Monday, January 21, 2013

An old friend died...

Life is so bloody short. An old college friend and her husband died in an accident Saturday. Their daughter who is my son's age survived and is physically okay. It appears they didn't see that the semi in front of them had stopped on the interstate.
I'm really bothered by this because we had been pretty good friends for a while. But we drifted apart, and though that happens to all of us, I have let it happen with all of my friends. All but Lance, but that is a story for another day.
After I got word about Michelle, I texted my two closest friends (besides Lance) to let them know I loved them and was glad they are a part if my life. It's truly sad because one of which it has been close to two years since I have seen. The other I had seen more recently but it has still been months and was even longer before that. Why do we allow this to happen? Is it just me? I am quite socially awkward.

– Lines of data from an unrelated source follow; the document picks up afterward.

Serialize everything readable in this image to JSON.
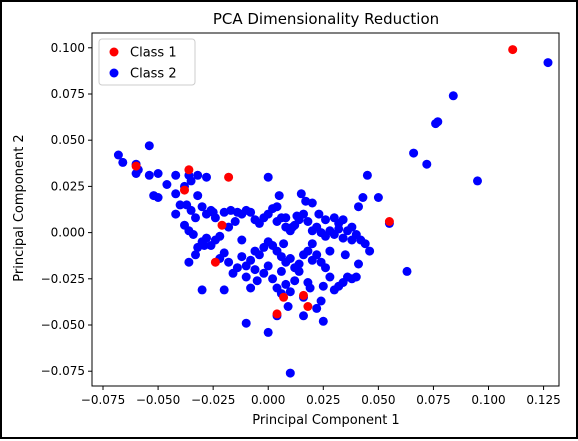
{
  "chart_data": {
    "type": "scatter",
    "title": "PCA Dimensionality Reduction",
    "xlabel": "Principal Component 1",
    "ylabel": "Principal Component 2",
    "xlim": [
      -0.08,
      0.132
    ],
    "ylim": [
      -0.083,
      0.108
    ],
    "xticks": [
      -0.075,
      -0.05,
      -0.025,
      0.0,
      0.025,
      0.05,
      0.075,
      0.1,
      0.125
    ],
    "xtick_labels": [
      "−0.075",
      "−0.050",
      "−0.025",
      "0.000",
      "0.025",
      "0.050",
      "0.075",
      "0.100",
      "0.125"
    ],
    "yticks": [
      -0.075,
      -0.05,
      -0.025,
      0.0,
      0.025,
      0.05,
      0.075,
      0.1
    ],
    "ytick_labels": [
      "−0.075",
      "−0.050",
      "−0.025",
      "0.000",
      "0.025",
      "0.050",
      "0.075",
      "0.100"
    ],
    "grid": false,
    "legend_position": "top-left",
    "series": [
      {
        "name": "Class 2",
        "color": "#0000ff",
        "points": [
          [
            -0.068,
            0.042
          ],
          [
            -0.066,
            0.038
          ],
          [
            -0.06,
            0.037
          ],
          [
            -0.059,
            0.034
          ],
          [
            -0.06,
            0.032
          ],
          [
            -0.054,
            0.047
          ],
          [
            -0.054,
            0.031
          ],
          [
            -0.05,
            0.032
          ],
          [
            -0.052,
            0.02
          ],
          [
            -0.05,
            0.019
          ],
          [
            -0.046,
            0.026
          ],
          [
            -0.042,
            0.031
          ],
          [
            -0.042,
            0.021
          ],
          [
            -0.038,
            0.025
          ],
          [
            -0.036,
            0.031
          ],
          [
            -0.035,
            0.028
          ],
          [
            -0.032,
            0.031
          ],
          [
            -0.028,
            0.03
          ],
          [
            -0.04,
            0.015
          ],
          [
            -0.042,
            0.01
          ],
          [
            -0.037,
            0.015
          ],
          [
            -0.035,
            0.012
          ],
          [
            -0.032,
            0.02
          ],
          [
            -0.033,
            0.008
          ],
          [
            -0.03,
            0.014
          ],
          [
            -0.028,
            0.01
          ],
          [
            -0.025,
            0.011
          ],
          [
            -0.024,
            0.008
          ],
          [
            -0.02,
            0.011
          ],
          [
            -0.017,
            0.012
          ],
          [
            -0.014,
            0.011
          ],
          [
            -0.012,
            0.01
          ],
          [
            -0.01,
            0.012
          ],
          [
            -0.008,
            0.011
          ],
          [
            -0.006,
            0.007
          ],
          [
            -0.004,
            0.005
          ],
          [
            -0.002,
            0.008
          ],
          [
            0.0,
            0.01
          ],
          [
            0.002,
            0.013
          ],
          [
            0.004,
            0.006
          ],
          [
            0.006,
            0.008
          ],
          [
            0.008,
            0.003
          ],
          [
            0.01,
            0.001
          ],
          [
            0.012,
            0.004
          ],
          [
            0.014,
            0.007
          ],
          [
            0.016,
            0.01
          ],
          [
            0.018,
            0.006
          ],
          [
            0.02,
            0.001
          ],
          [
            0.022,
            0.003
          ],
          [
            0.024,
            0.0
          ],
          [
            0.026,
            -0.002
          ],
          [
            0.028,
            0.001
          ],
          [
            0.03,
            -0.001
          ],
          [
            0.032,
            0.002
          ],
          [
            0.034,
            -0.003
          ],
          [
            0.036,
            0.001
          ],
          [
            0.038,
            -0.004
          ],
          [
            0.04,
            -0.001
          ],
          [
            0.042,
            -0.004
          ],
          [
            0.044,
            -0.006
          ],
          [
            0.046,
            -0.01
          ],
          [
            0.041,
            -0.017
          ],
          [
            0.04,
            -0.024
          ],
          [
            0.038,
            -0.025
          ],
          [
            0.036,
            -0.024
          ],
          [
            0.034,
            -0.027
          ],
          [
            0.032,
            -0.029
          ],
          [
            0.03,
            -0.031
          ],
          [
            0.028,
            -0.024
          ],
          [
            0.026,
            -0.019
          ],
          [
            0.024,
            -0.016
          ],
          [
            0.022,
            -0.012
          ],
          [
            0.02,
            -0.015
          ],
          [
            0.018,
            -0.01
          ],
          [
            0.016,
            -0.012
          ],
          [
            0.014,
            -0.017
          ],
          [
            0.012,
            -0.019
          ],
          [
            0.01,
            -0.014
          ],
          [
            0.008,
            -0.016
          ],
          [
            0.006,
            -0.013
          ],
          [
            0.004,
            -0.01
          ],
          [
            0.002,
            -0.007
          ],
          [
            0.0,
            -0.005
          ],
          [
            -0.002,
            -0.008
          ],
          [
            -0.004,
            -0.012
          ],
          [
            -0.006,
            -0.01
          ],
          [
            -0.008,
            -0.015
          ],
          [
            -0.01,
            -0.018
          ],
          [
            -0.012,
            -0.013
          ],
          [
            -0.014,
            -0.019
          ],
          [
            -0.016,
            -0.022
          ],
          [
            -0.018,
            -0.016
          ],
          [
            -0.02,
            -0.011
          ],
          [
            -0.022,
            -0.014
          ],
          [
            -0.024,
            -0.004
          ],
          [
            -0.026,
            -0.007
          ],
          [
            -0.028,
            -0.003
          ],
          [
            -0.03,
            -0.005
          ],
          [
            -0.032,
            -0.008
          ],
          [
            -0.034,
            -0.001
          ],
          [
            -0.036,
            0.001
          ],
          [
            -0.038,
            0.004
          ],
          [
            -0.033,
            -0.012
          ],
          [
            -0.029,
            -0.007
          ],
          [
            -0.036,
            -0.016
          ],
          [
            -0.03,
            -0.031
          ],
          [
            -0.02,
            -0.031
          ],
          [
            -0.01,
            -0.024
          ],
          [
            -0.008,
            -0.03
          ],
          [
            -0.005,
            -0.026
          ],
          [
            -0.002,
            -0.022
          ],
          [
            0.0,
            -0.018
          ],
          [
            0.002,
            -0.025
          ],
          [
            0.004,
            -0.03
          ],
          [
            0.006,
            -0.033
          ],
          [
            0.008,
            -0.028
          ],
          [
            0.01,
            -0.032
          ],
          [
            0.012,
            -0.026
          ],
          [
            0.014,
            -0.021
          ],
          [
            0.018,
            -0.027
          ],
          [
            0.016,
            -0.035
          ],
          [
            0.019,
            -0.03
          ],
          [
            0.024,
            -0.037
          ],
          [
            0.025,
            -0.029
          ],
          [
            0.022,
            -0.041
          ],
          [
            0.025,
            -0.048
          ],
          [
            0.016,
            -0.045
          ],
          [
            0.009,
            -0.04
          ],
          [
            0.004,
            -0.045
          ],
          [
            0.0,
            -0.054
          ],
          [
            -0.01,
            -0.049
          ],
          [
            0.01,
            -0.076
          ],
          [
            0.0,
            0.03
          ],
          [
            0.004,
            0.014
          ],
          [
            0.008,
            0.008
          ],
          [
            0.015,
            0.021
          ],
          [
            0.017,
            0.017
          ],
          [
            0.02,
            0.016
          ],
          [
            0.023,
            0.01
          ],
          [
            0.026,
            0.007
          ],
          [
            0.03,
            0.008
          ],
          [
            0.032,
            0.005
          ],
          [
            0.034,
            0.007
          ],
          [
            0.038,
            0.003
          ],
          [
            0.041,
            0.014
          ],
          [
            0.043,
            0.019
          ],
          [
            0.045,
            0.031
          ],
          [
            0.05,
            0.019
          ],
          [
            0.055,
            0.005
          ],
          [
            0.063,
            -0.021
          ],
          [
            0.066,
            0.043
          ],
          [
            0.072,
            0.037
          ],
          [
            0.076,
            0.059
          ],
          [
            0.077,
            0.06
          ],
          [
            0.084,
            0.074
          ],
          [
            0.095,
            0.028
          ],
          [
            0.127,
            0.092
          ],
          [
            0.005,
            0.02
          ],
          [
            -0.015,
            0.006
          ],
          [
            -0.022,
            -0.002
          ],
          [
            0.011,
            0.003
          ],
          [
            0.013,
            0.009
          ],
          [
            -0.018,
            0.003
          ],
          [
            0.007,
            -0.006
          ],
          [
            -0.026,
            0.012
          ],
          [
            0.02,
            -0.006
          ],
          [
            -0.012,
            -0.004
          ],
          [
            0.028,
            -0.01
          ],
          [
            0.035,
            -0.012
          ],
          [
            -0.006,
            -0.02
          ],
          [
            0.006,
            -0.021
          ]
        ]
      },
      {
        "name": "Class 1",
        "color": "#ff0000",
        "points": [
          [
            -0.06,
            0.036
          ],
          [
            -0.036,
            0.034
          ],
          [
            -0.038,
            0.023
          ],
          [
            -0.018,
            0.03
          ],
          [
            -0.021,
            0.004
          ],
          [
            -0.024,
            -0.016
          ],
          [
            0.004,
            -0.044
          ],
          [
            0.007,
            -0.035
          ],
          [
            0.016,
            -0.034
          ],
          [
            0.018,
            -0.04
          ],
          [
            0.055,
            0.006
          ],
          [
            0.111,
            0.099
          ]
        ]
      }
    ],
    "legend": [
      {
        "name": "Class 1",
        "color": "#ff0000"
      },
      {
        "name": "Class 2",
        "color": "#0000ff"
      }
    ]
  }
}
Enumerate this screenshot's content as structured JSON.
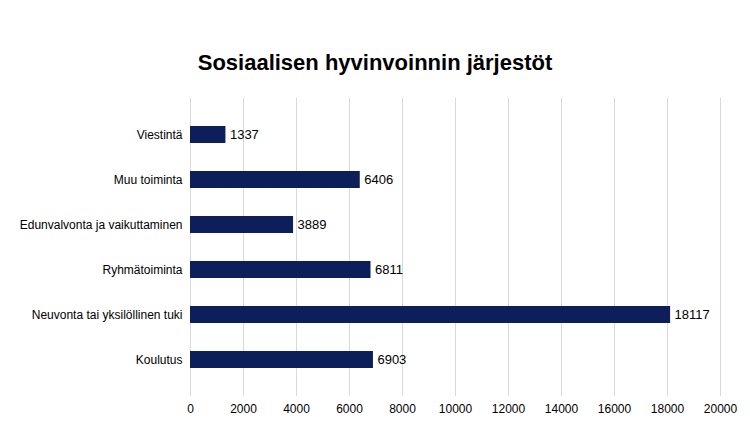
{
  "chart_data": {
    "type": "bar",
    "orientation": "horizontal",
    "title": "Sosiaalisen hyvinvoinnin järjestöt",
    "categories": [
      "Viestintä",
      "Muu toiminta",
      "Edunvalvonta ja vaikuttaminen",
      "Ryhmätoiminta",
      "Neuvonta tai yksilöllinen tuki",
      "Koulutus"
    ],
    "values": [
      1337,
      6406,
      3889,
      6811,
      18117,
      6903
    ],
    "color": "#0c1f5b",
    "xlim": [
      0,
      20000
    ],
    "xticks": [
      0,
      2000,
      4000,
      6000,
      8000,
      10000,
      12000,
      14000,
      16000,
      18000,
      20000
    ],
    "grid": true,
    "data_labels": true
  }
}
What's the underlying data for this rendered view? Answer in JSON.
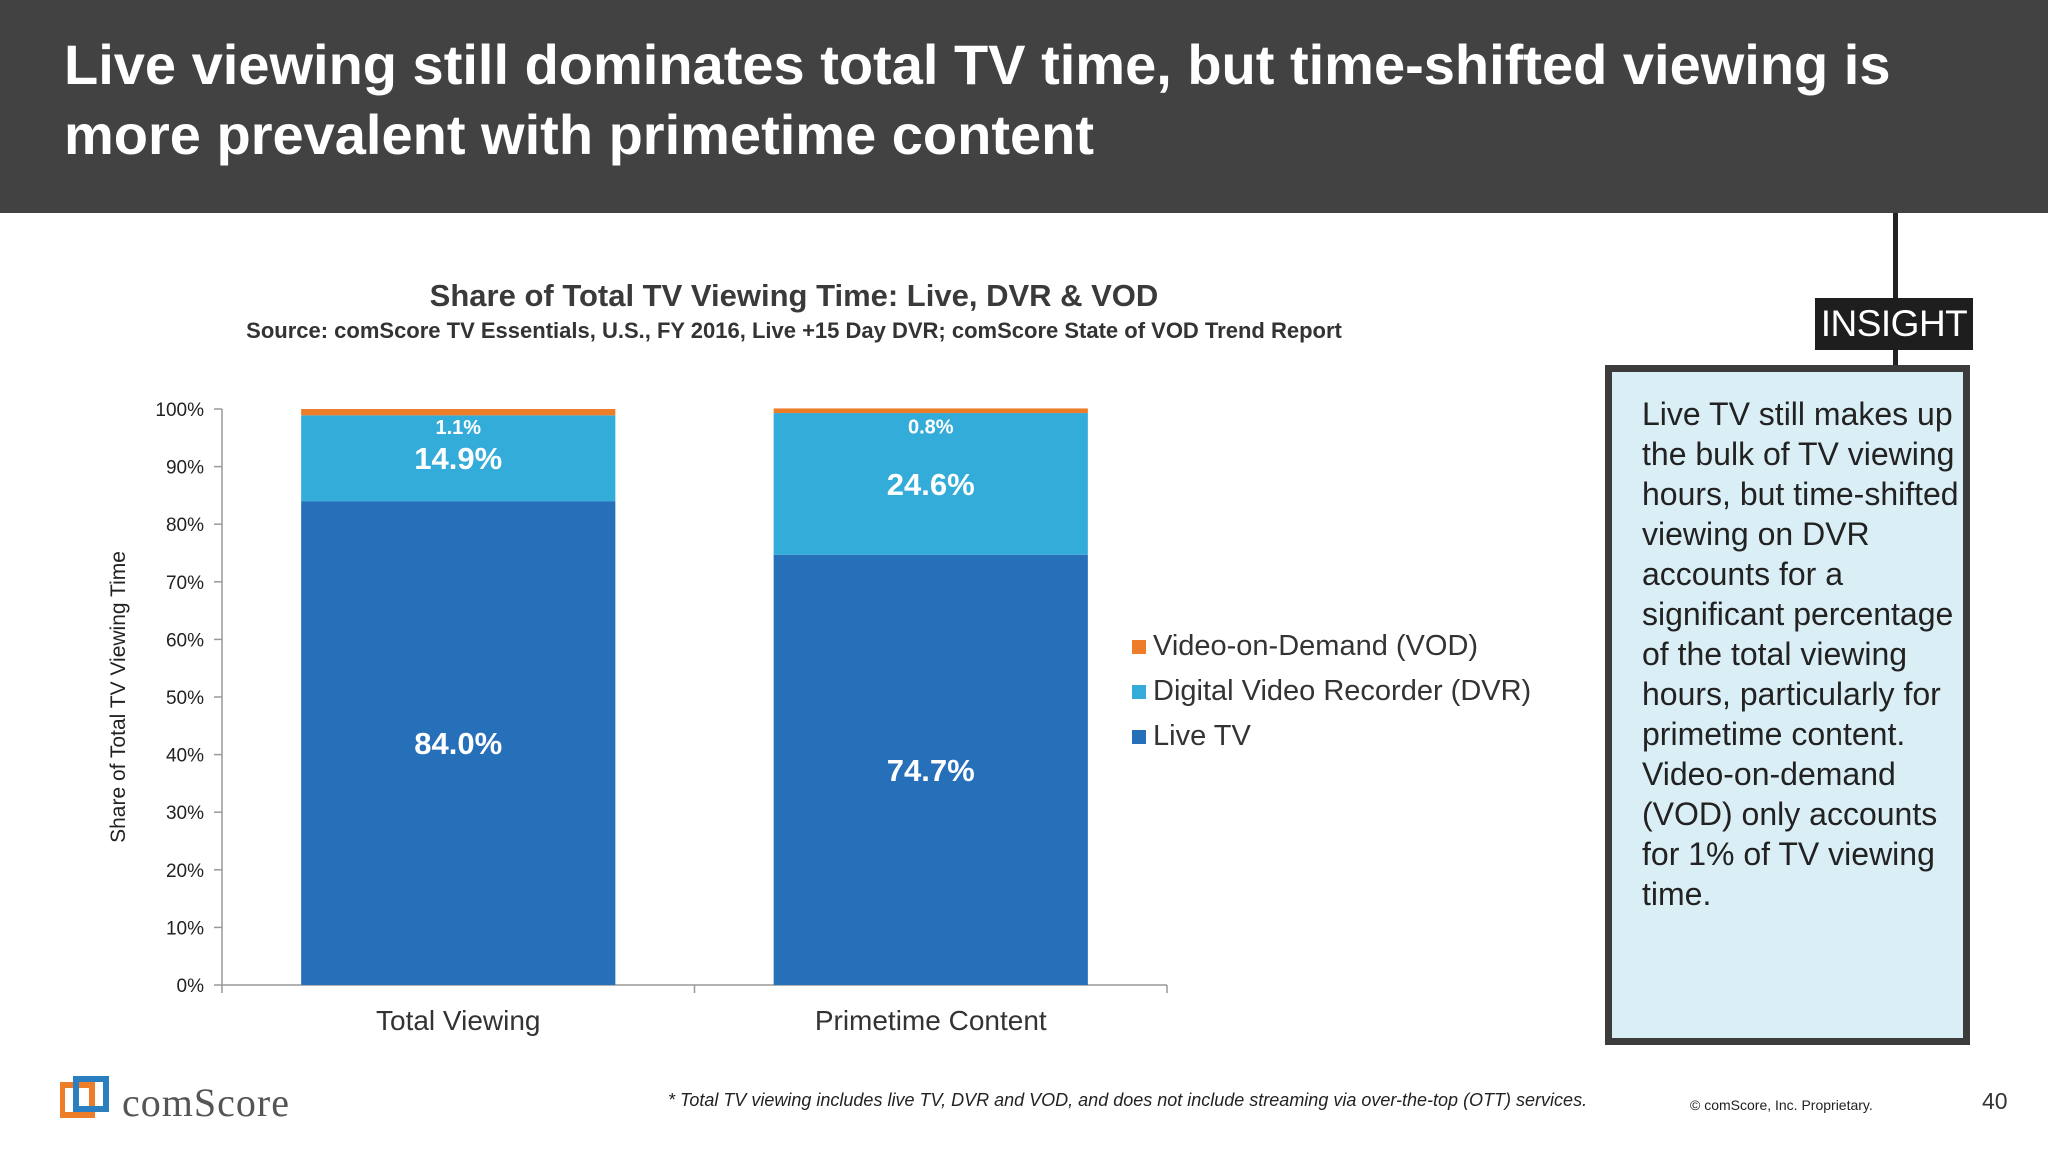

I am so jealous of the social lives of my old friends. How do I get back into that sort of thing? I want back into my old friends' lives but it just doesn't seem possible. It's easier to feel welcome when you see someone on a regular basis. Now that I don't work I don't see anyone but my kids. I haven't been seeing or talking to my mom as much (long story, for another day) and I just feel out of touch with the world.
I've turned Michelle's death into a pity party on myself. I'm sorry. I was thinking I would like to go to the funeral if it isn't private or at least the viewing (or wake. I am not sure the difference). Maybe with someone else who also knew her (which my husband went to high school with her, I actually met them at the same time, but they didn't get along so he won't want to go).